BRCA1 mutations can be indicated for targeted therapy and have significant implications for the treatment and prevention of illness in patients and their families. Therefore, reducing VUS as much as possible, and making definite judgments, can greatly assist in determining the direction of treatment and prognosis of patients and unaffected carriers. As in the present instance, performing in vitro functional studies by various techniques such as RNA/cDNA analysis and cloning, strong evidence can be added to further confirm pathogenicity.

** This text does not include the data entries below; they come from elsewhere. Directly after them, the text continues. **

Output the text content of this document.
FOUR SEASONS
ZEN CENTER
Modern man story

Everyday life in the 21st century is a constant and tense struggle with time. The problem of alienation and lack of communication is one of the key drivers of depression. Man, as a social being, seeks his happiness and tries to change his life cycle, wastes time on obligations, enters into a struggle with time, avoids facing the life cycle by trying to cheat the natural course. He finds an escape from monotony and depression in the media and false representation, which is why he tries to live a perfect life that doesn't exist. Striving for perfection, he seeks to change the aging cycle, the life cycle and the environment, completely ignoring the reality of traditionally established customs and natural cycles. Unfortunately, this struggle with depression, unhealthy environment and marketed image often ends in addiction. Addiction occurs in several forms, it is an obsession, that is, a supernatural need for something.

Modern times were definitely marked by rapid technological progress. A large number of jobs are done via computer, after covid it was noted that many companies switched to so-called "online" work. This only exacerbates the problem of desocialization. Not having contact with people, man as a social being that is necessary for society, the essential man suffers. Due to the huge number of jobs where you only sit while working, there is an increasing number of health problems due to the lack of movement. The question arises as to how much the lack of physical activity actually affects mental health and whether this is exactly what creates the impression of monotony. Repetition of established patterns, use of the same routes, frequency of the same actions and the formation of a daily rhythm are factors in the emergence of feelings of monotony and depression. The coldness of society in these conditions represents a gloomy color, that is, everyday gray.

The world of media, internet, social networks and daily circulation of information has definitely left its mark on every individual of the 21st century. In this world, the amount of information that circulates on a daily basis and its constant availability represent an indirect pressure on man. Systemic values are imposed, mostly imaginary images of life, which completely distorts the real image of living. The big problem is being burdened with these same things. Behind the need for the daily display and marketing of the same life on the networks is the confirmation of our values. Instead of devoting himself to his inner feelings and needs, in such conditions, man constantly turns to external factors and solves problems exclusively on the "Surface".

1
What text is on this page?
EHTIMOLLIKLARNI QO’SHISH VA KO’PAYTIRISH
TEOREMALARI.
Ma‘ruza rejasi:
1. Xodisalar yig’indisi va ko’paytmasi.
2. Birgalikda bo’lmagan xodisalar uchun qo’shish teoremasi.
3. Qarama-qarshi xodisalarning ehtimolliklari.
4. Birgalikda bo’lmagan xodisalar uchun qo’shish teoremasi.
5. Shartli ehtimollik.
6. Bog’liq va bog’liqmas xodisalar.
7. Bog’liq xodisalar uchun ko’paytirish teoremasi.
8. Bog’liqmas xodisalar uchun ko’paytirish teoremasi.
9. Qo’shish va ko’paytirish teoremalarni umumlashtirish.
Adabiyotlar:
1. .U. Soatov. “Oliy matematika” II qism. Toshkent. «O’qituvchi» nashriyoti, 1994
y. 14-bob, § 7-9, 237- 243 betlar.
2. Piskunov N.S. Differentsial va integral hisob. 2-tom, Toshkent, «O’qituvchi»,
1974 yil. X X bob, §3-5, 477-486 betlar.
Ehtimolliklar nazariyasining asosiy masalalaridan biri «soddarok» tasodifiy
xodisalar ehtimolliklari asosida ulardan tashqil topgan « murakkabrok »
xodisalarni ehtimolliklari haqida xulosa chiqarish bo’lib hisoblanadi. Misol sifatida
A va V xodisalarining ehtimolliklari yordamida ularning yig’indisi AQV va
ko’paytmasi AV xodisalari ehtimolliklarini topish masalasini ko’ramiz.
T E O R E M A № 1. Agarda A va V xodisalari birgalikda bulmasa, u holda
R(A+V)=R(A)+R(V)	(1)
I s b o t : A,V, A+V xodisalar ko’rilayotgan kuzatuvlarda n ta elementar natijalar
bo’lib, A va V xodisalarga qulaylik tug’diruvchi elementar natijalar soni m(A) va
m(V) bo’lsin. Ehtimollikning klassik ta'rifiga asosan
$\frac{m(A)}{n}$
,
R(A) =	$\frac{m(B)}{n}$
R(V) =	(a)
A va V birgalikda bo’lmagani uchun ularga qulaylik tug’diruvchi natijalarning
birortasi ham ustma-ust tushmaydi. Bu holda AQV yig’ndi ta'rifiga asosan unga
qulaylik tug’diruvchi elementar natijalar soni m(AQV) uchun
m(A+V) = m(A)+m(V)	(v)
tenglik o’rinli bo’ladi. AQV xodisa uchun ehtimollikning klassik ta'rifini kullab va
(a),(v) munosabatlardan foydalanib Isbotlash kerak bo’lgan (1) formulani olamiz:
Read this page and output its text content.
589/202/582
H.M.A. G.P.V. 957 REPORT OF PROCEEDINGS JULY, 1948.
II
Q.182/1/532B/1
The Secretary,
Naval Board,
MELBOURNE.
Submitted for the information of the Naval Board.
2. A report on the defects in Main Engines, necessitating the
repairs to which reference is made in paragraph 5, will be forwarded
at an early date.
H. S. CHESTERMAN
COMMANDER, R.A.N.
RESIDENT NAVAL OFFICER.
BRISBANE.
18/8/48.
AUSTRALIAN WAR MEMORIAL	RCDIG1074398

The active use of in vitro functional studies for mutations that are strongly suspected of being splice site changes can be of great help.

5. Conclusions

We concluded that BRCA1 c.5074+3A>C is a likely pathogenic variant through demonstration of its impact on splicing by RNA sequence analysis and TOPO cloning. As in this case, conducting in vitro functional studies for possible splicing variants can aid in variant classification.